Chronic and acute inpatients receive dialysis through in-hospital or mobile dialysis units. In-hospital units are fixed to the hospital premises, typically at intensive or high care units, and provide bedside treatment. Mobile units transport equipment to hospitals where they are granted access and storage space for their equipment.
Chronic outpatients, who require ongoing dialysis, can receive treatment either at in-hospital units or at standalone clinics operating independently of hospitals. Outpatient dialysis administered in hospital mimics that of standalone clinics which only offer services to chronic outpatients.
The parties’ dialysis services
Life Renal offers dialysis services through: (i) in-hospital dialysis units at various Life hospitals; (ii) mobile units at Life hospitals which do not have resident dialysis units, as well as other third-party hospitals; and (iii) standalone clinics which operate outside of hospitals.
Mediclinic Renal Services provides dialysis services within Mediclinic hospitals and operates a few co-located and stand-alone dialysis clinics. It does not operate mobile units. Prior to 2024, third-party providers (including Life Renal Care) were permitted to administer dialysis at Mediclinic hospitals. Mediclinic subsequently gave notice that it would no longer permit Life Renal Care to provide these services at its facilities.
Interim relief application
Life submitted that Mediclinic commenced giving notice in January 2024 that it would no longer permit Life Renal Care to provide dialysis services at five Mediclinic hospitals (Vergelegen, Morningside, Panorama, Potchefstroom and Newcastle).

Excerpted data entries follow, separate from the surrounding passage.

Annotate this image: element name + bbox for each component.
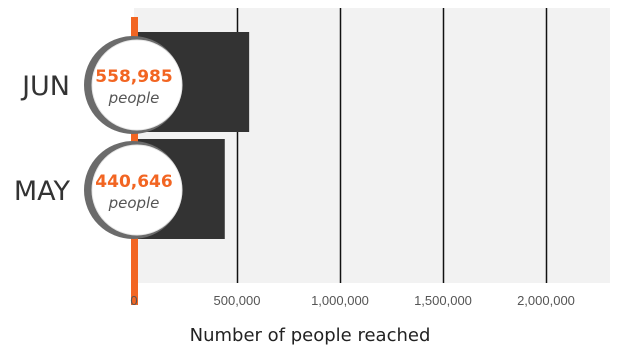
unit-label: people [108, 89, 160, 107]
value-label: 558,985 [95, 67, 172, 87]
x-tick-label: 0 [130, 293, 137, 308]
x-tick-label: 500,000 [214, 293, 261, 308]
category-label-jun: JUN [20, 71, 70, 102]
value-badge-may: 440,646 people [84, 141, 183, 239]
value-badges: 558,985 people 440,646 people [84, 36, 183, 239]
x-tick-label: 1,000,000 [311, 293, 369, 308]
category-label-may: MAY [14, 176, 71, 207]
x-axis-title: Number of people reached [190, 325, 431, 346]
x-tick-labels: 0 500,000 1,000,000 1,500,000 2,000,000 [130, 293, 575, 308]
x-tick-label: 1,500,000 [414, 293, 472, 308]
value-badge-jun: 558,985 people [84, 36, 183, 134]
badge-circle [91, 39, 183, 131]
category-labels: JUN MAY [14, 71, 71, 207]
badge-circle [91, 144, 183, 236]
value-label: 440,646 [95, 172, 172, 192]
unit-label: people [108, 194, 160, 212]
x-tick-label: 2,000,000 [517, 293, 575, 308]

It argued that Mediclinic’s conduct constitutes exclusionary acts in contravention of the Competition Act (“Act”) including:
- engaging in an exclusionary act where the anti-competitive effect is not outweighed by any alleged efficiency benefits in contravention of section 8(1)(c) of the Act;
- preventing dialysis patients (customers) as well as their referring nephrologists or specialist physicians (suppliers) from dealing with a competitor of Mediclinic Renal, being Life Renal, in contravention of section 8(1)(d)(i); and/or
- requiring that dialysis patients admitted to a Mediclinic hospital in terms of a contract, pursuant to which the patient is provided with hospital services, are also required, should they need dialysis, to obtain dialysis services from Mediclinic Renal in contravention of section 8(1)(d)(iii).

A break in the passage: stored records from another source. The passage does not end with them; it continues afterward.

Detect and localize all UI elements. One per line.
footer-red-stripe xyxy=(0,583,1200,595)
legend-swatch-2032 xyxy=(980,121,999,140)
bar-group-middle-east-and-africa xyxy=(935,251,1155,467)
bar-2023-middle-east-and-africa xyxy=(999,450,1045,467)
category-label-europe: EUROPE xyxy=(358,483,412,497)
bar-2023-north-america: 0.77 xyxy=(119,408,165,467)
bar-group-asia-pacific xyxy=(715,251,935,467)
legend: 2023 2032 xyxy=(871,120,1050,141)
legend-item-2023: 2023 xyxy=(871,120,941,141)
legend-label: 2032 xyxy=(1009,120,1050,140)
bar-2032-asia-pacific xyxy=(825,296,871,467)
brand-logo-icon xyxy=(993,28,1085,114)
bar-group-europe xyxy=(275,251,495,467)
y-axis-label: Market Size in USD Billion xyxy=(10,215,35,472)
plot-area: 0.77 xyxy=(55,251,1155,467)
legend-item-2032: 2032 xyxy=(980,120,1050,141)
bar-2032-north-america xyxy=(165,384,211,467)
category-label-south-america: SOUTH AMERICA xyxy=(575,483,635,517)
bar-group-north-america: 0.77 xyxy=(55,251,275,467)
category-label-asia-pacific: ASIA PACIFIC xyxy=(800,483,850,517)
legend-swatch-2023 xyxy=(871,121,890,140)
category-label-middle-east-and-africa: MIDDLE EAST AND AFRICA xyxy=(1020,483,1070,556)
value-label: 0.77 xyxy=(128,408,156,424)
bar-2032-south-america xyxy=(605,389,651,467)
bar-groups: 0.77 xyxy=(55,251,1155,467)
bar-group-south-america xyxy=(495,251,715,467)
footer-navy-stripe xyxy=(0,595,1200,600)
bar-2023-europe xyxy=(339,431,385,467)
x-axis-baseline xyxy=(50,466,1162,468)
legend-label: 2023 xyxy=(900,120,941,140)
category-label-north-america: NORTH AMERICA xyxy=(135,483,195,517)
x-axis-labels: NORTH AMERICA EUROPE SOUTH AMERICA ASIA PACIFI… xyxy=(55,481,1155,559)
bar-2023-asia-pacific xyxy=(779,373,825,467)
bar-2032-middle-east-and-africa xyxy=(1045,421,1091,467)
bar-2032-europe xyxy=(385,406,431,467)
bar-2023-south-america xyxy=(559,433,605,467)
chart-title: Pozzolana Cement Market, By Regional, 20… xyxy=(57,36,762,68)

Pending the outcome of its complaint to the Commission, Life sought an interim order directing Mediclinic, among others, to: restore Life Renal’s access and on-site storage to Mediclinic hospitals; permit it to treat patients subject to reasonable protocols; and refrain from interfering with its services.

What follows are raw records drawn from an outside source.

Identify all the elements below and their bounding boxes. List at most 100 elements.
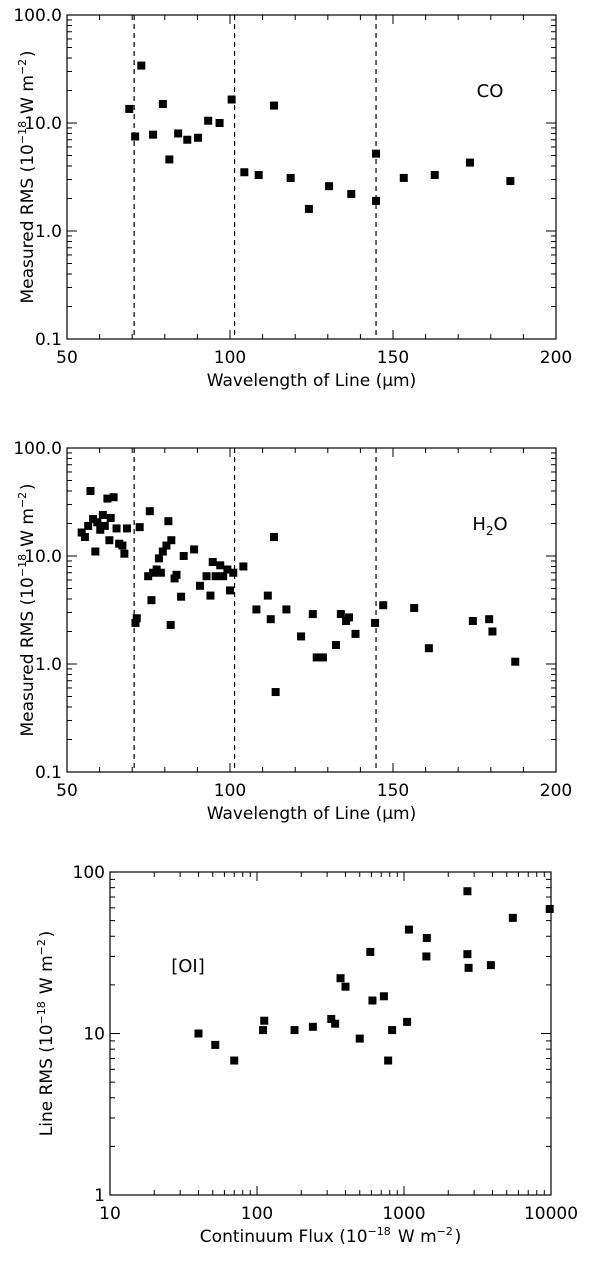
data-point (270, 101, 279, 110)
data-point (227, 95, 236, 104)
data-point (308, 1022, 317, 1031)
data-point (211, 1040, 220, 1049)
data-point (308, 610, 317, 619)
data-point (118, 541, 127, 550)
data-point (202, 572, 211, 581)
data-point (91, 547, 100, 556)
data-point (109, 493, 118, 502)
data-point (122, 524, 131, 533)
data-point (341, 982, 350, 991)
data-point (290, 1026, 299, 1035)
x-tick-label: 150 (377, 781, 409, 801)
data-point (206, 591, 215, 600)
data-point (312, 653, 321, 662)
x-axis-title: Continuum Flux (10−18 W m−2 ) (200, 1225, 461, 1247)
data-point (158, 99, 167, 108)
y-tick-label: 1.0 (35, 222, 62, 242)
data-point (347, 190, 356, 199)
data-point (336, 974, 345, 983)
data-point (351, 629, 360, 638)
x-tick-label: 200 (540, 781, 572, 801)
data-point (137, 61, 146, 70)
x-axis-title: Wavelength of Line (μm) (207, 804, 417, 824)
x-tick-label: 200 (540, 348, 572, 368)
data-point (488, 627, 497, 636)
data-point (154, 554, 163, 563)
data-point (194, 1029, 203, 1038)
data-point (149, 130, 158, 139)
x-tick-label: 100 (214, 348, 246, 368)
x-tick-label: 100 (241, 1204, 273, 1224)
y-tick-label: 100.0 (13, 6, 62, 26)
y-axis-title: Measured RMS (10−18 W m−2 ) (16, 483, 38, 736)
data-point (230, 1056, 239, 1065)
data-point (172, 570, 181, 579)
data-point (464, 963, 473, 972)
data-point (260, 1016, 269, 1025)
data-point (125, 104, 134, 113)
x-tick-label: 1000 (382, 1204, 425, 1224)
data-point (286, 173, 295, 182)
data-point (144, 572, 153, 581)
y-tick-label: 10 (83, 1025, 105, 1045)
data-point (355, 1034, 364, 1043)
data-point (105, 536, 114, 545)
y-tick-label: 0.1 (35, 330, 62, 350)
data-point (252, 605, 261, 614)
data-point (331, 1019, 340, 1028)
data-point (266, 615, 275, 624)
data-point (508, 913, 517, 922)
data-point (371, 618, 380, 627)
data-point (327, 1014, 336, 1023)
data-point (223, 565, 232, 574)
plot-frame-1 (66, 14, 557, 340)
y-axis-title: Line RMS (10−18 W m−2 ) (35, 931, 57, 1136)
y-tick-label: 0.1 (35, 763, 62, 783)
data-point (156, 568, 165, 577)
data-point (98, 510, 107, 519)
data-point (194, 133, 203, 142)
data-point (103, 494, 112, 503)
data-point (254, 171, 263, 180)
data-point (120, 549, 129, 558)
data-point (166, 620, 175, 629)
data-point (80, 532, 89, 541)
data-point (422, 934, 431, 943)
panel-2: 50 100 150 200 0.1 1.0 10.0 100.0 H2O Wavelength … (13, 439, 572, 824)
data-point (297, 632, 306, 641)
data-point (226, 586, 234, 595)
data-point (379, 992, 388, 1001)
data-point (404, 925, 413, 934)
data-point (304, 204, 313, 213)
data-point (422, 952, 431, 961)
data-point (403, 1017, 412, 1026)
data-point (410, 604, 419, 613)
data-point (465, 158, 474, 167)
data-point (96, 525, 105, 534)
data-point (331, 640, 340, 649)
data-point (379, 601, 388, 610)
y-tick-label: 1 (94, 1186, 105, 1206)
data-point (183, 135, 192, 144)
data-point (388, 1026, 397, 1035)
data-point (282, 605, 291, 614)
data-point (211, 572, 220, 581)
data-point (162, 541, 171, 550)
x-tick-label: 150 (377, 348, 409, 368)
y-tick-label: 1.0 (35, 655, 62, 675)
data-point (318, 653, 327, 662)
data-point (174, 129, 183, 138)
data-point (271, 688, 280, 697)
data-point (229, 568, 238, 577)
data-point (135, 523, 144, 532)
data-point (77, 528, 86, 537)
data-point (84, 521, 93, 530)
plot-frame-3 (109, 871, 552, 1196)
data-point (545, 905, 554, 914)
y-axis-title: Measured RMS (10−18 W m−2 ) (16, 50, 38, 303)
data-point (86, 486, 95, 495)
data-point (506, 177, 515, 186)
data-point (190, 545, 199, 554)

Mediclinic said it had legitimately decided to insource its renal dialysis services previously provided by Life Renal Care particularly because it has no oversight or authority over the practices, hygiene, infection control, security and other reasonable protocols of third party service providers.
Tribunal’s findings
Given the nature of the alleged contravention, the Tribunal’s key consideration was whether or not Mediclinic is dominant in the relevant market(s). The Tribunal found that the market for the provision of acute multidisciplinary inpatient private hospital services in South Africa appears prima facie to be the plausible relevant market. On the evidence before it, the Tribunal found that Life had not made out a prima facie case that Mediclinic is dominant.
The underlying complaint will continue through the Commission’s investigation process.
The Tribunal’s order and reasons will be published on www.comptrib.co.za once confidentiality claims by the parties have been finalised.